Ce que disent les spécialistes
Des chercheurs comme Helen Coleman (Queen’s University de Belfast) ou Jenny Seligmann (Université de Leeds) soulignent l’urgence d’approfondir les études épidémiologiques et biologiques. Ils rappellent que, même si la croissance des cas chez les jeunes est préoccupante, le point de départ de cette hausse restait « très bas » et que la majorité des cancers colorectaux touche encore les personnes âgées. L’objectif des équipes de recherche est désormais de mieux caractériser les sous‑types tumoraux, d’identifier des marqueurs de risque et, à terme, de proposer des stratégies de prévention ciblées.

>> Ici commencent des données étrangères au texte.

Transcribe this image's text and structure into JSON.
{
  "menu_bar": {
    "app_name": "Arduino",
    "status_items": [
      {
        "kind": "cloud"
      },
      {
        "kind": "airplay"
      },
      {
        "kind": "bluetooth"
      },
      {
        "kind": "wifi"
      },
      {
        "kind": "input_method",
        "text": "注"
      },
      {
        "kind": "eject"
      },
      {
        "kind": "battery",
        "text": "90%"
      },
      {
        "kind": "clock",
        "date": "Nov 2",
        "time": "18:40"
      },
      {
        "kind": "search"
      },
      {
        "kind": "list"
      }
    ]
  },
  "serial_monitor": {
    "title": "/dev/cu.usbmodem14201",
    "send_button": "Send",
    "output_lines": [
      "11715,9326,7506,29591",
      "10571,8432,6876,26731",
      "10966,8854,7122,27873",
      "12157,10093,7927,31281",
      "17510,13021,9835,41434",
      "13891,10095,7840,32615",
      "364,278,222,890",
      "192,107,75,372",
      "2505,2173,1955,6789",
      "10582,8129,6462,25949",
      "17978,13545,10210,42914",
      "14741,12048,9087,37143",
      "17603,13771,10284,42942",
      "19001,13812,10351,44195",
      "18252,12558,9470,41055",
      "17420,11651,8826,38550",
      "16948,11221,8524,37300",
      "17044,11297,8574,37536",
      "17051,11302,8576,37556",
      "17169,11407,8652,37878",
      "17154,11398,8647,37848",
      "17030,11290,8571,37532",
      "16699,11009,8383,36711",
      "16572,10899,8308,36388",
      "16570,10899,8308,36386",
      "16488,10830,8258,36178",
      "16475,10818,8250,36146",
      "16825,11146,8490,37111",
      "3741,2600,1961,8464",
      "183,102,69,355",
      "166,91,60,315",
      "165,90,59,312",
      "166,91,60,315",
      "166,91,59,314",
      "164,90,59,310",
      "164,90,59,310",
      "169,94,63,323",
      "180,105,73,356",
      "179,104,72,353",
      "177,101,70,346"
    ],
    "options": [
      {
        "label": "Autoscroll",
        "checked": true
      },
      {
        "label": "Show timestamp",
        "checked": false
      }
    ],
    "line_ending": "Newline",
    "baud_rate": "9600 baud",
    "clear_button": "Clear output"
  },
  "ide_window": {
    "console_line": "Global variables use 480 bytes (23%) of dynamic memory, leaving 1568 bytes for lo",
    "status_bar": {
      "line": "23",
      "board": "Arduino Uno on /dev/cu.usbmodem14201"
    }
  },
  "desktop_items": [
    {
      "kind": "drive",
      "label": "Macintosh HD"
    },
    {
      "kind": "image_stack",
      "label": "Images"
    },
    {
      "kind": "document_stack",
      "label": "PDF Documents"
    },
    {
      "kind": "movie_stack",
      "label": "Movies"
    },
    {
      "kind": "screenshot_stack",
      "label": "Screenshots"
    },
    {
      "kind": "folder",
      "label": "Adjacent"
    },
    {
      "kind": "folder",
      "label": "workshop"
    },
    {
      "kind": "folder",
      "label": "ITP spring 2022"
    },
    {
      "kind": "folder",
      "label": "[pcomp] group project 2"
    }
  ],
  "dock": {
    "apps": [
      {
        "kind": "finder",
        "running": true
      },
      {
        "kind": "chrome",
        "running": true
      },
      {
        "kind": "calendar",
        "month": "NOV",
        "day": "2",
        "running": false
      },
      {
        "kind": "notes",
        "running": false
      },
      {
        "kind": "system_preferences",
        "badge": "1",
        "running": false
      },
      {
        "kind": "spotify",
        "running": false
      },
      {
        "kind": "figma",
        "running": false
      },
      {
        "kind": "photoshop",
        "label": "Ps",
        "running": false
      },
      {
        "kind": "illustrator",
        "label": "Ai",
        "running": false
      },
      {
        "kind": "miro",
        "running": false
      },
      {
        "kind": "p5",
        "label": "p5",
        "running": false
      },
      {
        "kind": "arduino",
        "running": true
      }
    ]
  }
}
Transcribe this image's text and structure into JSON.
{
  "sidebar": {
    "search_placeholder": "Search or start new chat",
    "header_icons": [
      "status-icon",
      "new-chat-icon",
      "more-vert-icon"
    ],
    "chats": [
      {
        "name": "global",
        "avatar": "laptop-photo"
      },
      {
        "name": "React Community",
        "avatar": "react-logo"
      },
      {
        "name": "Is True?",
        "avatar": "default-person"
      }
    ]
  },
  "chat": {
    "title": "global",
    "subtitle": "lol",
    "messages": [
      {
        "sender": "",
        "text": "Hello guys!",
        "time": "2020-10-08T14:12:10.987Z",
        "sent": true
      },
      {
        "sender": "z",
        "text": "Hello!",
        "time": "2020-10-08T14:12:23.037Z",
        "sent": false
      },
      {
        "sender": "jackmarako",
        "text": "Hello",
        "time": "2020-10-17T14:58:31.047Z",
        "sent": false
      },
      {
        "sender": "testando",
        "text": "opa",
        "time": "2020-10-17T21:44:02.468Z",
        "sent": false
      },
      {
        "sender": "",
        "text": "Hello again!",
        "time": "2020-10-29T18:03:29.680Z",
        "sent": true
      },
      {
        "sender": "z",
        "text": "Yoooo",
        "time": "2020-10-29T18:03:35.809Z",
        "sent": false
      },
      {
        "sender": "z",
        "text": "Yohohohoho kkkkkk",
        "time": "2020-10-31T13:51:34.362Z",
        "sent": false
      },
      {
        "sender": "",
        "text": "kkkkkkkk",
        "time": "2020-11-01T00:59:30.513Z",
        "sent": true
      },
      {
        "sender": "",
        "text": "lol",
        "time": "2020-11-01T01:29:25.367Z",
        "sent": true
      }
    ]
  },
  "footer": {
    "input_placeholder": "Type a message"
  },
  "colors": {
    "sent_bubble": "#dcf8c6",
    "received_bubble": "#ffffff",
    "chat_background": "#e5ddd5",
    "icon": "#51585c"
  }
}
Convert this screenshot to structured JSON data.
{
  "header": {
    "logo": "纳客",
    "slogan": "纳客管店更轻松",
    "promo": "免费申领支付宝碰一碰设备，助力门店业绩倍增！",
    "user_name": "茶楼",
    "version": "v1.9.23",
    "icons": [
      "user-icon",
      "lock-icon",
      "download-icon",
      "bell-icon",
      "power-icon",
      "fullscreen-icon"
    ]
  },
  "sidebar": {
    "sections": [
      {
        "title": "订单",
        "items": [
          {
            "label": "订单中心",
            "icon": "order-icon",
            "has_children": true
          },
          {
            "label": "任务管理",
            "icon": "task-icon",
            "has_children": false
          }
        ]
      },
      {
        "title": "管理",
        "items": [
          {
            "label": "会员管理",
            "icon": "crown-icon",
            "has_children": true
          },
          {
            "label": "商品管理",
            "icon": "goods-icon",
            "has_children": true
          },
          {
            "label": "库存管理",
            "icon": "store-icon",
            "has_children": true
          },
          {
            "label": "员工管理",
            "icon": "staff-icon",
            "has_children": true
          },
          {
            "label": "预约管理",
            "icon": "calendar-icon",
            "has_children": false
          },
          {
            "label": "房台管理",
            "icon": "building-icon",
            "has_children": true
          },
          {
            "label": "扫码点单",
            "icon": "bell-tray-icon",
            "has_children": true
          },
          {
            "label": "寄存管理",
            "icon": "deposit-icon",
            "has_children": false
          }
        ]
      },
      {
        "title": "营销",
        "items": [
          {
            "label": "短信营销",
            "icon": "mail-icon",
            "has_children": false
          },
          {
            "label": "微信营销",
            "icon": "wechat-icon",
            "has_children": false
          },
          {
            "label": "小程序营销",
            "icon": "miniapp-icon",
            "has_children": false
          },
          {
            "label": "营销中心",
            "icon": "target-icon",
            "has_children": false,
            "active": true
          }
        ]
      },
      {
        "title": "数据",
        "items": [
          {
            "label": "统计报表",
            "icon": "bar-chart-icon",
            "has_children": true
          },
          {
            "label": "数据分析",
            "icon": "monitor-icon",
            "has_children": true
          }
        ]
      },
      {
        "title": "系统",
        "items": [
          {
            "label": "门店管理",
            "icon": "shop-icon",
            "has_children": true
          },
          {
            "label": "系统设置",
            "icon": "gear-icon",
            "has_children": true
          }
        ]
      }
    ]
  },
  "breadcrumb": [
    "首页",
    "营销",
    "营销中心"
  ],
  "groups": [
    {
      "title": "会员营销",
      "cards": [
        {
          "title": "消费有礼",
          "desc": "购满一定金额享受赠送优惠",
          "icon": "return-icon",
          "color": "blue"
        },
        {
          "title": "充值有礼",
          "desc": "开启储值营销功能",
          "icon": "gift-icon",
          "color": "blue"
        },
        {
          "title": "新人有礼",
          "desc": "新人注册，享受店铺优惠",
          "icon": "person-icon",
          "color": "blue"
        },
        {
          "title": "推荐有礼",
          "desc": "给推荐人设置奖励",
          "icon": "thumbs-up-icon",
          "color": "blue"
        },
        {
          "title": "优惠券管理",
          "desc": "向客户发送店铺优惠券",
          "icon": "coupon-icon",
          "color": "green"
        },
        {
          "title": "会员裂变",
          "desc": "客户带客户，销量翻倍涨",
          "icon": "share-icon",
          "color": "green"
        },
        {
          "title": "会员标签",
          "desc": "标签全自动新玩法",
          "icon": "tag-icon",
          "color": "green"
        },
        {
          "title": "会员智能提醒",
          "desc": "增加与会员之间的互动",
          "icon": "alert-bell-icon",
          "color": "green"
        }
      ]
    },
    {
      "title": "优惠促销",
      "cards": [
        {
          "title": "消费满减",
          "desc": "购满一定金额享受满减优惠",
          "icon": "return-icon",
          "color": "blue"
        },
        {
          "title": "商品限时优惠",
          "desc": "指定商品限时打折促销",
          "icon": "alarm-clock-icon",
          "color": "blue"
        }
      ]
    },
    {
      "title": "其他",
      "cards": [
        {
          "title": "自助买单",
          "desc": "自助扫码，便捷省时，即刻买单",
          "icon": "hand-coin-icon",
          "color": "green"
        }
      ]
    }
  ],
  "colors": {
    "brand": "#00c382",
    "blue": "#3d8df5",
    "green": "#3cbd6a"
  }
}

Message aux patients et aux proches
Les personnalités touchées par la maladie, comme James Van Der Beek ou Chadwick Boseman avant lui, ont contribué à sensibiliser le grand public. Elles rappellent qu’il ne faut pas banalyser des signes qui persistent et qu’une consultation précoce peut sauver des vies. Si vous observez des symptômes inhabituels ou durables, prenez rendez‑vous avec votre médecin : un bilan adapté permettra d’écarter ou de confirmer une pathologie et d’engager la prise en charge la plus appropriée.
Perspectives
La hausse des cancers colorectaux chez les générations nées à partir des années 1980 demeure une énigme pour la communauté scientifique. Les avancées sur le rôle du microbiote et des signatures mutagènes comme celle liée à la colibactine sont prometteuses, mais nécessitent des validations supplémentaires. Dans les années à venir, la combinaison d’études épidémiologiques à grande échelle, d’analyses moléculaires et d’investigations environnementales sera essentielle pour décrypter ce phénomène, adapter les politiques de dépistage et développer des mesures de prévention plus efficaces.
En attendant, l’information, la prévention et la vigilance individuelle restent des outils clés : reconnaître les symptômes, discuter des antécédents familiaux avec son médecin et maintenir un mode de vie favorable à la santé intestinale sont des gestes concrets que chacun peut adopter.